The giraffes aren’t just playing with mud pies, though. The clay in the termite mound contains elements that coat the animals’ stomachs and give them relief. (It’s not too different from you gulping down some antacids to soothe a bellyache.) Those compounds may also neutralize plant and bacterial toxins in the giraffe’s diet.12

Lemur

Sifaka lemurs sometimes munch the bark of fig trees to encourage milk production before giving birth.13

Dirt connoisseurs come in smaller sizes, too. One researcher observed several bird species in New Guinea flocking to dirt exposed by a landslide. In a land covered with trees and grass, the rare exposed clay proved irresistible.14 But why would animals eat dirt? Well, dirt may in some cases contain minerals essential for health, or provide grit for gizzards (a digestive organ) to aid in grinding up food.15 In this case, the dirt provided chemicals that detoxify poisons in plants.

Preparing for New Life

For some motherly animals, the expectation of new life is a vital time to hunt for remedies. Pregnant sifaka lemurs sometimes munch the bark of fig and tamarind trees before giving birth. Compounds in the bark help encourage milk production and also get rid of nasty gut parasites (now that’s a combo meal).12

Elephant

Pregnant elephants will eat a type of tree that helps induce labor.16

This type of behavior also helps explain the unusual craving that drove a pregnant elephant to tromp 17 miles to wolf down a special kind of tree. As the local researcher continued rustling through the leaves for an answer, she found that Kenyan women in the area have long used tea from the same tree to induce labor. The elephant, which gobbled up the whole thing, apparently preferred a quicker method.1

The Father’s Care

According to Jesus, studying how God takes care of the animals can tell us quite a bit about how He cares for us (Luke 12:24). They don’t hit the supermarket, worry about where they’ll eat, or stock medicine cabinets full of pills. Instead, the Lord faithfully supplies their needs—even in a sin-cursed world. They suffer from parasites, diseases, and infections, but they find remedies right at hand. (The solutions may not always be so palatable for us, but we can’t argue with the results.)

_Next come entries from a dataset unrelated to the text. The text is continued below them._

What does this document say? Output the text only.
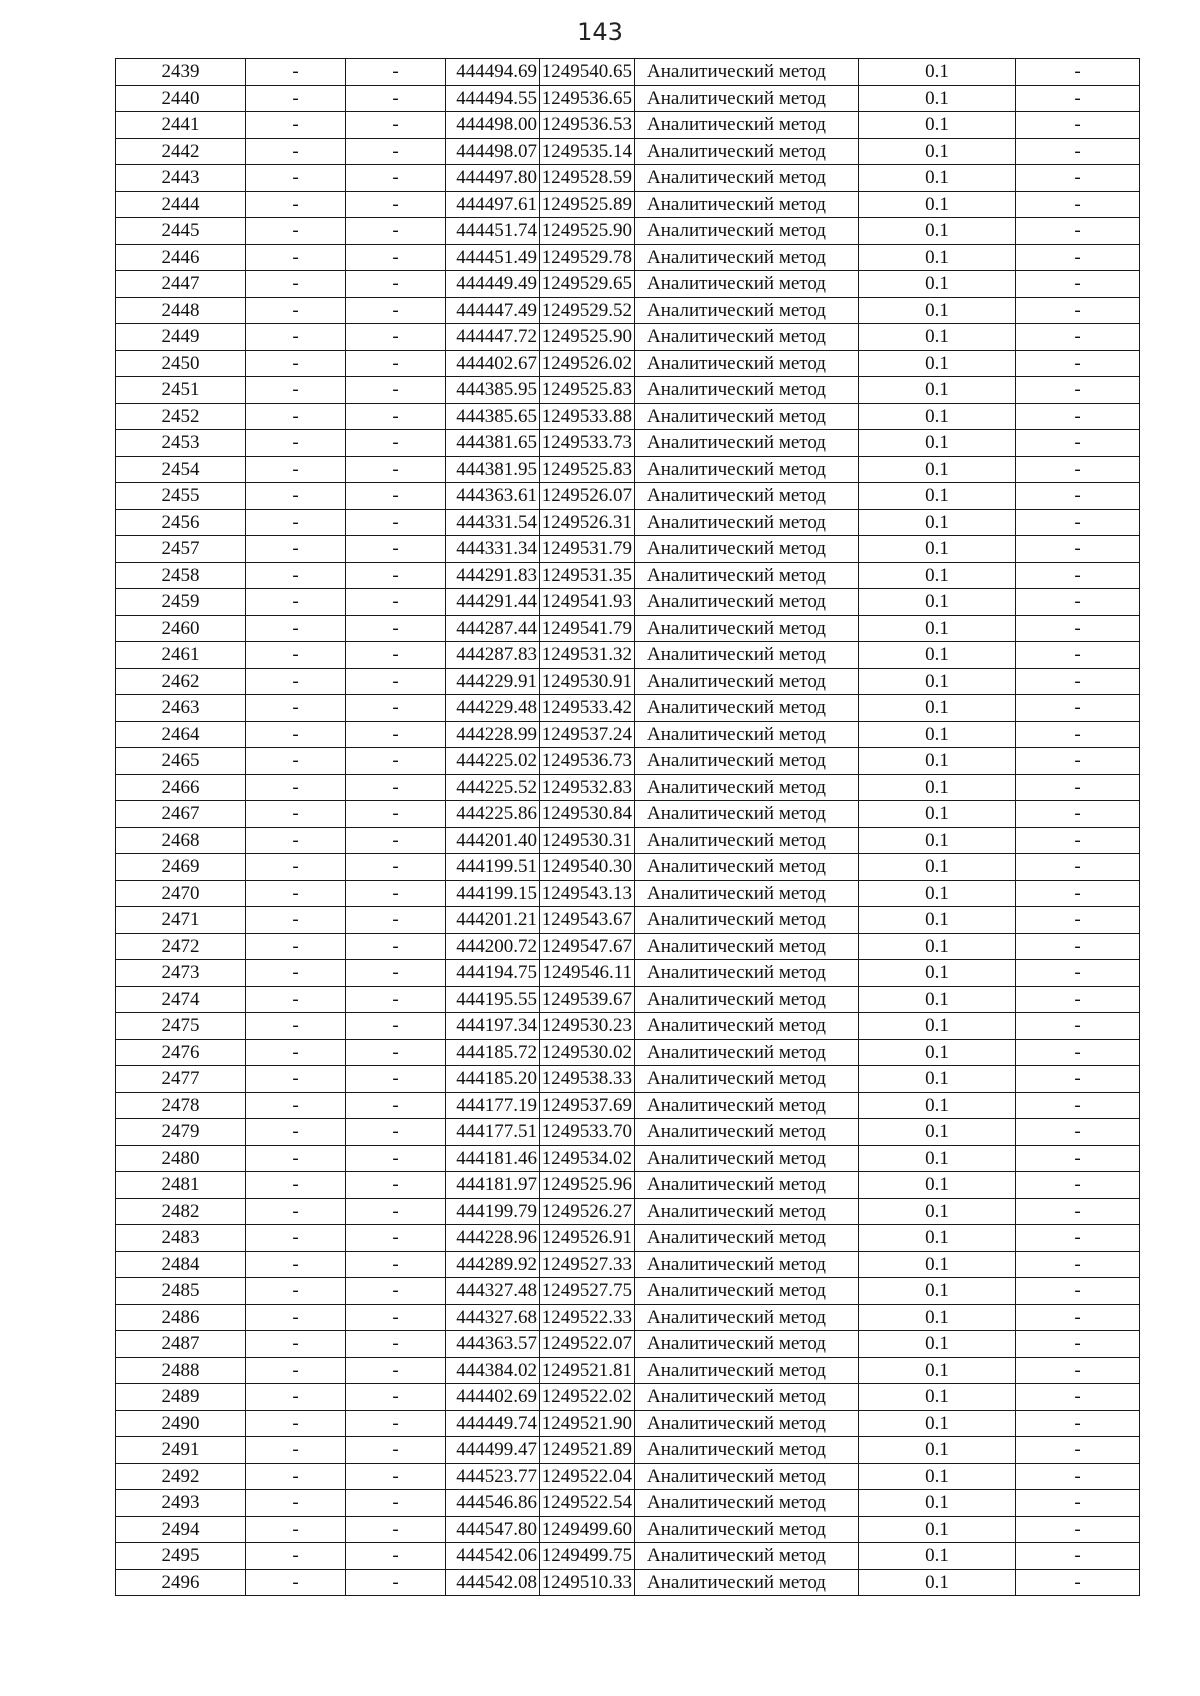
143
2439	-	-	444494.69	1249540.65	Аналитический метод	0.1	-
2440	-	-	444494.55	1249536.65	Аналитический метод	0.1	-
2441	-	-	444498.00	1249536.53	Аналитический метод	0.1	-
2442	-	-	444498.07	1249535.14	Аналитический метод	0.1	-
2443	-	-	444497.80	1249528.59	Аналитический метод	0.1	-
2444	-	-	444497.61	1249525.89	Аналитический метод	0.1	-
2445	-	-	444451.74	1249525.90	Аналитический метод	0.1	-
2446	-	-	444451.49	1249529.78	Аналитический метод	0.1	-
2447	-	-	444449.49	1249529.65	Аналитический метод	0.1	-
2448	-	-	444447.49	1249529.52	Аналитический метод	0.1	-
2449	-	-	444447.72	1249525.90	Аналитический метод	0.1	-
2450	-	-	444402.67	1249526.02	Аналитический метод	0.1	-
2451	-	-	444385.95	1249525.83	Аналитический метод	0.1	-
2452	-	-	444385.65	1249533.88	Аналитический метод	0.1	-
2453	-	-	444381.65	1249533.73	Аналитический метод	0.1	-
2454	-	-	444381.95	1249525.83	Аналитический метод	0.1	-
2455	-	-	444363.61	1249526.07	Аналитический метод	0.1	-
2456	-	-	444331.54	1249526.31	Аналитический метод	0.1	-
2457	-	-	444331.34	1249531.79	Аналитический метод	0.1	-
2458	-	-	444291.83	1249531.35	Аналитический метод	0.1	-
2459	-	-	444291.44	1249541.93	Аналитический метод	0.1	-
2460	-	-	444287.44	1249541.79	Аналитический метод	0.1	-
2461	-	-	444287.83	1249531.32	Аналитический метод	0.1	-
2462	-	-	444229.91	1249530.91	Аналитический метод	0.1	-
2463	-	-	444229.48	1249533.42	Аналитический метод	0.1	-
2464	-	-	444228.99	1249537.24	Аналитический метод	0.1	-
2465	-	-	444225.02	1249536.73	Аналитический метод	0.1	-
2466	-	-	444225.52	1249532.83	Аналитический метод	0.1	-
2467	-	-	444225.86	1249530.84	Аналитический метод	0.1	-
2468	-	-	444201.40	1249530.31	Аналитический метод	0.1	-
2469	-	-	444199.51	1249540.30	Аналитический метод	0.1	-
2470	-	-	444199.15	1249543.13	Аналитический метод	0.1	-
2471	-	-	444201.21	1249543.67	Аналитический метод	0.1	-
2472	-	-	444200.72	1249547.67	Аналитический метод	0.1	-
2473	-	-	444194.75	1249546.11	Аналитический метод	0.1	-
2474	-	-	444195.55	1249539.67	Аналитический метод	0.1	-
2475	-	-	444197.34	1249530.23	Аналитический метод	0.1	-
2476	-	-	444185.72	1249530.02	Аналитический метод	0.1	-
2477	-	-	444185.20	1249538.33	Аналитический метод	0.1	-
2478	-	-	444177.19	1249537.69	Аналитический метод	0.1	-
2479	-	-	444177.51	1249533.70	Аналитический метод	0.1	-
2480	-	-	444181.46	1249534.02	Аналитический метод	0.1	-
2481	-	-	444181.97	1249525.96	Аналитический метод	0.1	-
2482	-	-	444199.79	1249526.27	Аналитический метод	0.1	-
2483	-	-	444228.96	1249526.91	Аналитический метод	0.1	-
2484	-	-	444289.92	1249527.33	Аналитический метод	0.1	-
2485	-	-	444327.48	1249527.75	Аналитический метод	0.1	-
2486	-	-	444327.68	1249522.33	Аналитический метод	0.1	-
2487	-	-	444363.57	1249522.07	Аналитический метод	0.1	-
2488	-	-	444384.02	1249521.81	Аналитический метод	0.1	-
2489	-	-	444402.69	1249522.02	Аналитический метод	0.1	-
2490	-	-	444449.74	1249521.90	Аналитический метод	0.1	-
2491	-	-	444499.47	1249521.89	Аналитический метод	0.1	-
2492	-	-	444523.77	1249522.04	Аналитический метод	0.1	-
2493	-	-	444546.86	1249522.54	Аналитический метод	0.1	-
2494	-	-	444547.80	1249499.60	Аналитический метод	0.1	-
2495	-	-	444542.06	1249499.75	Аналитический метод	0.1	-
2496	-	-	444542.08	1249510.33	Аналитический метод	0.1	-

That doesn’t mean we should necessarily empty our medicine cabinets and start scrounging for more natural cures, covering our skin with smooshed millipedes, or sampling dirt. Rather, the example from creation is much more powerful when we see the bigger picture: If God provides so well for the animals, you can be sure He knows how to handle the problems in our lives as well.

John UpChurch serves as the editor for Jesus.org and is a contributor to the Answers in Genesis website. He graduated summa cum laude from the University of Tennessee with a BA in English.